After bacteria enter the host cell, they often form vacuoles that enable them to survive, reproduce, and spread infection. This occurs in both phagocytic and non-phagocytic host cells. The Salmonella Containing Vacuole (SCV) is integrated with the early endocytic pathway, but these vacuoles are able to escape lysosomal fusion and lysis. During SCV maturation, an F-actin meshwork is formed around bacterial vacuoles in a process known as vacuole-associated actin polymerization (VAP) that reinforces the integrity of the vacuolar membrane. Mature SCVs are found in a perinuclear position, proximal to the Golgi apparatus. Salmonellae within SCVs also induce the formation of tubular aggregates along a scaffold of microtubules called Salmonella-induced filaments (SIFs) that extend from SCVs throughout the cell. Therefore, an intricate link exists between the host cytoskeleton and Salmonella pathogenesis at various stages. Other intracellular bacteria like Mycobacteria, Coxiella, Legionella, and Brucella also reside within vacuoles and exploit different components of the endocytic and secretory pathways for pathogenesis.
The Study in Detail
- SsrB regulates biofilm formation independent of SsrA. This was established using ssrA and ssrB null mutants- biofilm levels in ssrB null strain decreased by 60% compared to the ssrA mutant or wild type
- Biofilm formation requires unphosphorylated SsrB. Although phosphorylation of SsrB by SsrA is required for the activation of virulence genes encoded by the SPI-2 pathogencity island, this study shows that phosphorylation of SsrB is not required for biofilm formation. This was demonstrated using an ssrB mutant which was phosphorylation incompetent, strain D56A. D56A mutant could form biofilms similar to wildtype strain, but was avirulent.

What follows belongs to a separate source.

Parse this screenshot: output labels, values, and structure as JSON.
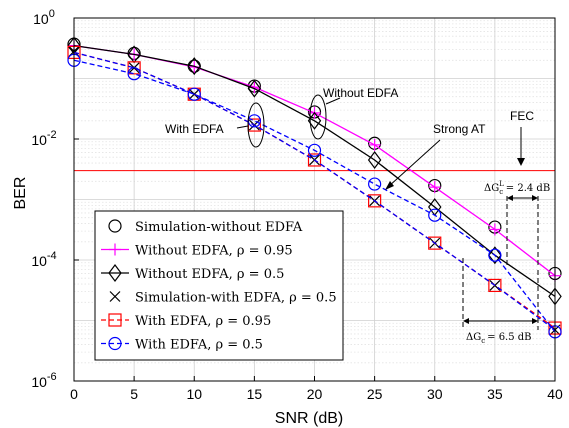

- When SsrB is not phosphorylated by SsrA kinase, SsrB binds and bends DNA. The DNA bending is energetically unfavourable for binding by the silencer H-NS which forms rigid nucleoprotein filaments. Thus SsrB binding relieves repression of CsgD, the regulator of biofilm coding genes, and activates its transcription.
- In this study, Scanning Electron Microscopy (SEM) was employed to analyze bofilm morphology
- Virulence of different strains were measured using beta-galactosidase activity of a sifA-lacZ chromosomal fusion
- Atomic Force Microscopy (AFM) imaging was employed to visualize SsrB and H-NS DNA binding.